If you are financially comfortable and the annuity/annuities don’t exceed 50 percent of your net financial wealth, the answer is yes. The outlook for the stock and bond markets is mediocre, and guaranteed lifetime income – offered by most annuities – alleviates much of the reason to worry about that.
Some people think this is a bad time to buy annuities because interest rates sit near record-lows. Down the road, if rates rise, they fear they will regret that they locked in rates today. If that were a certainty, that would be true. But it is not. Odds are, rates likely will be higher, but not much higher – and what would investors do while waiting to make the move?
Most would probably park their money in a money market fund, earning virtually nothing. If you are already withdrawing funds to pay living expenses, you could easily wind up spending down more of your principal. Then, if interest rates did subsequently rise, you might be forced to invest less in an annuity and reap no advantage. If some of your funds lie in the stock market and the market declines, that would aggravate the situation.

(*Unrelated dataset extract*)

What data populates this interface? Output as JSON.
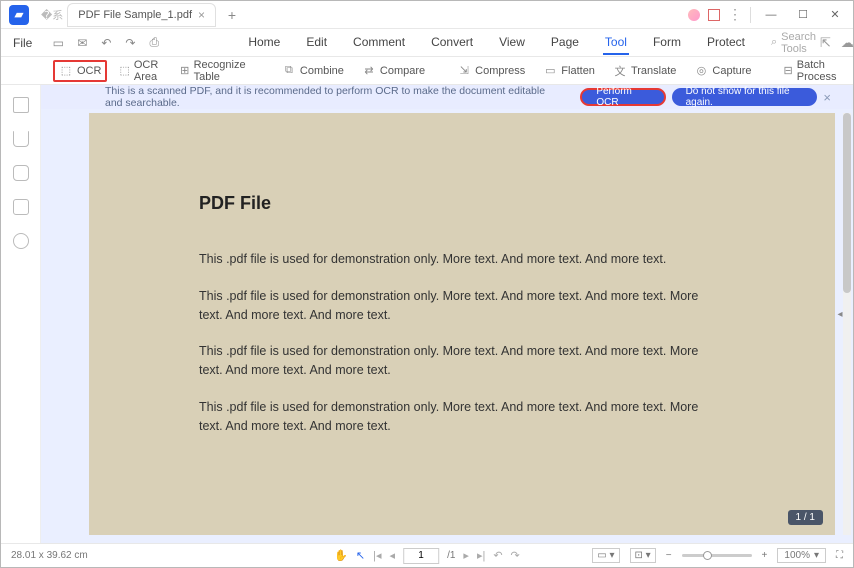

If viewed in context, annuity interest rates today are actually pretty good.
A 10-year Multi-Year Guaranteed Annuity – the most popular fixed annuity – is yielding as much as 3.25 percent – about 1.4 percentage points higher than today’s 10-year U.S. Treasury note. And if you buy a ladder of fixed annuities, which can begin maturing in as little as three years, you create a partial hedge against the risk of rising rates. If the fixed annuities mature in a higher rate environment, you can reinvest the money in a higher-yielding annuity or other interest-bearing investment.
The bottom line is that trying to time the market is almost always a mistake.